Interesting Case Of Oscillations

Relevant wiki: Hooke's Law

At time $t$ let the position of the mass be $x$ , then the extension of the left spring is $x$ . Because the right end of the right spring is constrained to be at $ut$ , the extension of the right spring is given by $ut-x$ . We therefore have $F=k(ut-2x)$

$a=\frac { { d }^{ 2 }x }{ { dt }^{ 2 } }$ .

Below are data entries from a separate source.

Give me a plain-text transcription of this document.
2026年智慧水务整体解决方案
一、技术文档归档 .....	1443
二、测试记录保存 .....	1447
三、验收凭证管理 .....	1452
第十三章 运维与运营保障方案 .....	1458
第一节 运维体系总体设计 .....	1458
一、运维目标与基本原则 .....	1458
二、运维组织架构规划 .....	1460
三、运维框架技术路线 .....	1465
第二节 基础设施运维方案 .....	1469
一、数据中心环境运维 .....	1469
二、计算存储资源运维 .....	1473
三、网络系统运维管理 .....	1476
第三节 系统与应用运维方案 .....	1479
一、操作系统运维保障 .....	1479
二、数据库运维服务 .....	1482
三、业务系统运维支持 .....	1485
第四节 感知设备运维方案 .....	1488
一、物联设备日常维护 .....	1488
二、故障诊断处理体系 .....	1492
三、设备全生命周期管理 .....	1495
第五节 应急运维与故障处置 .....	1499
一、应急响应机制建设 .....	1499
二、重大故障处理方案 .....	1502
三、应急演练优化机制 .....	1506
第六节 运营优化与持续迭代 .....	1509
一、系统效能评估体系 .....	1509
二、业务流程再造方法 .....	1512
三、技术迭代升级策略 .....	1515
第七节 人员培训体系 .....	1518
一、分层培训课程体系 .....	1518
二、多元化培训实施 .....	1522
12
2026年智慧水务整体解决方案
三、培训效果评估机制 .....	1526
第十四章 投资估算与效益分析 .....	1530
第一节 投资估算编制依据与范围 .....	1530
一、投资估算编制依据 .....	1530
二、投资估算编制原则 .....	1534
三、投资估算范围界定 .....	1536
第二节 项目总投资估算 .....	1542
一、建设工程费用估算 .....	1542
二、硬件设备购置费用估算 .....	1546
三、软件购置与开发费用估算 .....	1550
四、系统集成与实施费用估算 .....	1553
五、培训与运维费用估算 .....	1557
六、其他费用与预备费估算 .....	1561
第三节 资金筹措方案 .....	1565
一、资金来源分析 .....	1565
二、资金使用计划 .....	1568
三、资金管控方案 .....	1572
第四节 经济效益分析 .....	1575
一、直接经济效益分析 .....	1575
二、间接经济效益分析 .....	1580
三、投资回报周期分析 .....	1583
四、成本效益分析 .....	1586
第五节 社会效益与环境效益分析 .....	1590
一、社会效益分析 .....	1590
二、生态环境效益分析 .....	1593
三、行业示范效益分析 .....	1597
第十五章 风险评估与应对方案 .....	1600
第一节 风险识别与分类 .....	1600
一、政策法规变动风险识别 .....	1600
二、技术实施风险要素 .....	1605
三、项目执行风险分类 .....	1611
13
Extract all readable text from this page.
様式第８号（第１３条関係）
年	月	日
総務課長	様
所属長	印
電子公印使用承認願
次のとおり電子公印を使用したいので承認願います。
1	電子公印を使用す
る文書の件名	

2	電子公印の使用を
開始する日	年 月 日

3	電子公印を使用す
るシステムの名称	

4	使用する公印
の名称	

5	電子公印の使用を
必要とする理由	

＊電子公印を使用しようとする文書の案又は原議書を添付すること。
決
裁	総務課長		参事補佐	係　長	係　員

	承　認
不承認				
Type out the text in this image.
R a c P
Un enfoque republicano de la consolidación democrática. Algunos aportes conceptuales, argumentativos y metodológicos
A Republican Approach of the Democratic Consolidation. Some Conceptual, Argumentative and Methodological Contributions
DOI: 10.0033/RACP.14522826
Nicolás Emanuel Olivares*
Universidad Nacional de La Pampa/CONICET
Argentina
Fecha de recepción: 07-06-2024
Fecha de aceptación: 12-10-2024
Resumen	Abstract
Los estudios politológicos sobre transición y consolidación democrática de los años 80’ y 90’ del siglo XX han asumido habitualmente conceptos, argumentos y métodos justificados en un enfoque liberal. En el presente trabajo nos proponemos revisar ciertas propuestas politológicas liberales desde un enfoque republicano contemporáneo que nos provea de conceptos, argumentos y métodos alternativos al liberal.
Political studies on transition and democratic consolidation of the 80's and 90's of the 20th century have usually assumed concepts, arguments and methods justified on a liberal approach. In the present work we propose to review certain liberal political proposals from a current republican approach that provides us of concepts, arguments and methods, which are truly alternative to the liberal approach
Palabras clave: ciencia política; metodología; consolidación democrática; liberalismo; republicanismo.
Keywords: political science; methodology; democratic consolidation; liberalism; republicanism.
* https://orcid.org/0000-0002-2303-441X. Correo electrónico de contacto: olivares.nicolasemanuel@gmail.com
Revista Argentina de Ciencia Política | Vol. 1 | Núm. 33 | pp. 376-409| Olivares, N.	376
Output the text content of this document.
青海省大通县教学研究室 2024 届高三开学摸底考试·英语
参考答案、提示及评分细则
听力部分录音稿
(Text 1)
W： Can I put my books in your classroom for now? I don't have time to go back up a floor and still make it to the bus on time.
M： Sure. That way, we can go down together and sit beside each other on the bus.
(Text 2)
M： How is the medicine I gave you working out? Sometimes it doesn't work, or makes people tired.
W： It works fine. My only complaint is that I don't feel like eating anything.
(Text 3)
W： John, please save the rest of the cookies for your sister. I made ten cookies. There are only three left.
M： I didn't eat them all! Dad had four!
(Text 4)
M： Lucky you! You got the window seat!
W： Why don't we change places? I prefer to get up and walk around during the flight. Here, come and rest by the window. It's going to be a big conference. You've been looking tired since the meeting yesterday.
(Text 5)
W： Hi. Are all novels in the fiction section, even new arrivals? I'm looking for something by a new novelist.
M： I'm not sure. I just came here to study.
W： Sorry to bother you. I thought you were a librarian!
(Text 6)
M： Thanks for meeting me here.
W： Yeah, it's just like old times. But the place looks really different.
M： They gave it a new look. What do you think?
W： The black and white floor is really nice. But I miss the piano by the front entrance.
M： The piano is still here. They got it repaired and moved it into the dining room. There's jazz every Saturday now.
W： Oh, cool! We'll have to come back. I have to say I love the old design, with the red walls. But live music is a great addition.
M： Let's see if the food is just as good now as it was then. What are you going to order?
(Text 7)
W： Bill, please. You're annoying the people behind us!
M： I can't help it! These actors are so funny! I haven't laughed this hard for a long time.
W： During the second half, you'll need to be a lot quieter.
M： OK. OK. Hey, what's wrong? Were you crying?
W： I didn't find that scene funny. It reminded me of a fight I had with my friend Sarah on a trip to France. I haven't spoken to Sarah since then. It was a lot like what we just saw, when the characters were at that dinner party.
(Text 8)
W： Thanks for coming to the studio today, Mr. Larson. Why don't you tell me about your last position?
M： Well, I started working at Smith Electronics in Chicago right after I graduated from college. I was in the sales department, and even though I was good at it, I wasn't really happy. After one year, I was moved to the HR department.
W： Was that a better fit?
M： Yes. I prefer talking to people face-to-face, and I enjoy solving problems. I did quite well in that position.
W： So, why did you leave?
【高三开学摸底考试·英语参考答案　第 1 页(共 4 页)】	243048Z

Because the $ut$ term vanishes under two time derivatives, we can write $k(ut-2x)=\frac { -m }{ 2 } \frac { { d }^{ 2 }(ut-2x) }{ { dt }^{ 2 } }$ and thus $\frac { { d }^{ 2 }(ut-2x) }{ { dt }^{ 2 } } =-\frac { 2k }{ m } (ut-2x)$

Let $\gamma = ut-2x$ . In this form, we can see clearly that this is the governing equation of the simple harmonic oscillator, $\frac{d^2}{dt^2}\gamma = -\frac{2k}{m}\gamma$ , so that $\gamma = A\sin(\omega t+\phi)$ , or $2x= ut-A\sin(\omega t+\phi)$ At $t=o$ , $x=0$ , and therefore $\phi=0$ . Taking a time derivative, we have $u-2v=A\omega cos(\omega t)$ , this shows that $u-2v$ will be maximum for $v=0$ , which gives $A=u/\omega$

For $v=u$ , $cos(\omega t)=-1 \Rightarrow t=\pi /\omega =\pi \sqrt { \frac { m }{ 2k } }$

Similarly, we can find the distance which comes $D=\frac { \pi u }{ 2 } \sqrt { \frac { m }{ 2k } }$